The reason for the delay? DPS hasn’t yet secured sufficient funding for the project, according to Van Slyke. Despite other efforts to improve security on campus, including bike patrols and the Adopt-a-Cop program, the frequency of sexual assaults in the Georgetown neighborhood is not letting up. Just this past month, one Georgetown student was groped as she was walking along O Street and one was sexually assaulted on Wisconsin Avenue, suffering a broken shoulder. The RAD program, which teaches risk reduction, avoidance, and awareness in addition to physical self-defense tactics, wouldn’t completely eliminate sexual assault at Georgetown, but it would give female Hoyas a fighting chance against potential attackers.
GUSA President Pat Dowd also realizes the need to address Georgetown’s sexual assault problem.
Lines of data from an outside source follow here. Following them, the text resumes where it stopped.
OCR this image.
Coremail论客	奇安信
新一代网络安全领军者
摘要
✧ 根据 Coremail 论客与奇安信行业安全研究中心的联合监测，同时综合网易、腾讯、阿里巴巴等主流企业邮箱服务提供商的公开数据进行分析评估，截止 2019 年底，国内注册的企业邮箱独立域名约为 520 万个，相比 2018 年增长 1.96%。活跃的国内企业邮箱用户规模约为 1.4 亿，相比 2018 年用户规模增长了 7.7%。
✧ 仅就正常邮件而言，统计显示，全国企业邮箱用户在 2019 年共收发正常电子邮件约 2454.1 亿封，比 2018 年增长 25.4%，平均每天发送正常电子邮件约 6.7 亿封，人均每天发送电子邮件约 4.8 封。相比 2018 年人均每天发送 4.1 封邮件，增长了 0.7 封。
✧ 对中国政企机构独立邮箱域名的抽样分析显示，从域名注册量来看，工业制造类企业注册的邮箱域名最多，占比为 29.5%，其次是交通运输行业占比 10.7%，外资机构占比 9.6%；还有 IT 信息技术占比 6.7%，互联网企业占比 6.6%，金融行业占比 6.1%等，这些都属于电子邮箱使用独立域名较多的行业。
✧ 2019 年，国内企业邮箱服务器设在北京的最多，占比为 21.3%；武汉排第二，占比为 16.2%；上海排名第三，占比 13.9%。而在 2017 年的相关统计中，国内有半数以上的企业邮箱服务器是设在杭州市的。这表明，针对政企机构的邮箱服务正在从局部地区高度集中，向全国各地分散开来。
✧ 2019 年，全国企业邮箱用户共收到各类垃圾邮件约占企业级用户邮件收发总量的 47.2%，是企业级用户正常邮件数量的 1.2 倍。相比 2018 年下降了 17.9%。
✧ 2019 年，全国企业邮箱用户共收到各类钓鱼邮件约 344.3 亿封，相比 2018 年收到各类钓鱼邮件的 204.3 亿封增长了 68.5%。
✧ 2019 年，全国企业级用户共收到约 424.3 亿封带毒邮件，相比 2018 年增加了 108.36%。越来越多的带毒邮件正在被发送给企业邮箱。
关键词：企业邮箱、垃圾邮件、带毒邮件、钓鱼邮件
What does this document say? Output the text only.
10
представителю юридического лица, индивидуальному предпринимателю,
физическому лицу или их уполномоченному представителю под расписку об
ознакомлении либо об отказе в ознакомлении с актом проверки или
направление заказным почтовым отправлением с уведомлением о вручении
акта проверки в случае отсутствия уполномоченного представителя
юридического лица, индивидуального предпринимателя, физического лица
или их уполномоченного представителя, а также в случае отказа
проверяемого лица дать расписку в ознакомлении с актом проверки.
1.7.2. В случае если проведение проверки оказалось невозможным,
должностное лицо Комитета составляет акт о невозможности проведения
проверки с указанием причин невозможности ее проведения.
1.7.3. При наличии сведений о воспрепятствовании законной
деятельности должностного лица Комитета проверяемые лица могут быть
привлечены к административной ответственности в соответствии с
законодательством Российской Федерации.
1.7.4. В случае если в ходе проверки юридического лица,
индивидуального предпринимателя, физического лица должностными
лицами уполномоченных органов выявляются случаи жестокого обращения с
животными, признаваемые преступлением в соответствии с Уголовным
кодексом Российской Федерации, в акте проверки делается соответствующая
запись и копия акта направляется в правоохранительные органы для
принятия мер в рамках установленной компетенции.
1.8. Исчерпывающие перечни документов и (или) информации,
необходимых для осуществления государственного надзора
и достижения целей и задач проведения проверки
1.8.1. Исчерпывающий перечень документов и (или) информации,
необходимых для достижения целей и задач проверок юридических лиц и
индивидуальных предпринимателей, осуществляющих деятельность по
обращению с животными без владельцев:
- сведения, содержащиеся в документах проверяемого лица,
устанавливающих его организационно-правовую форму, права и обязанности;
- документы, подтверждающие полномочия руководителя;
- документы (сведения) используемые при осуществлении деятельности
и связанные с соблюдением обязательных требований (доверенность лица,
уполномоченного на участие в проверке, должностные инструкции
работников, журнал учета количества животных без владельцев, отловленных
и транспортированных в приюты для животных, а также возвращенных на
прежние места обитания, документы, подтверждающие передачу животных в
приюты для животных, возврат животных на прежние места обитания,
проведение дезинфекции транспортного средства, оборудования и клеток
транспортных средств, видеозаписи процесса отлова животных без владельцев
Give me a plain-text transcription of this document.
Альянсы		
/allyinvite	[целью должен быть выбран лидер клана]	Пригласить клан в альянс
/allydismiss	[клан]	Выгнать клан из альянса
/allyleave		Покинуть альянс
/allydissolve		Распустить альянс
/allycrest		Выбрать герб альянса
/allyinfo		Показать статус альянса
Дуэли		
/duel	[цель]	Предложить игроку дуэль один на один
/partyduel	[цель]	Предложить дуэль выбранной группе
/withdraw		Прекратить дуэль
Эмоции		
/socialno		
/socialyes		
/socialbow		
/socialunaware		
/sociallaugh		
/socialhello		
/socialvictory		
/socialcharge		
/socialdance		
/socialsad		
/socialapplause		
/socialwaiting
After seeing the pain of sexual assault first-hand when a friend of his was attacked earlier this semester, Dowd has been working to expand SafeRides’ hours of operation to between dusk and 3 a.m. Dowd has done little to advocate for RAD though, and, perplexingly, he told a Voice reporter that he thought self-defense training “would do little to prevent sexual assault,” particularly when the assailant is armed. (The RAD program specifically trains students how to defend against knives and firearms.) The reason that the RAD program has been taught to over 300,000 women since its inception in 1989 is that it does a great deal to prevent sexual assault. Dowd would do well to recognize this fact. Dowd could be a powerful advocate for RAD at Georgetown and should work closely with DPS to ensure RAD is initiated as soon as possible.
Given the prevalence of sexual assault in the neighborhood, Georgetown can no longer afford to be behind the curve when it comes to self-defense training for female students. DPS must do everything it can to begin offering the program early next semester.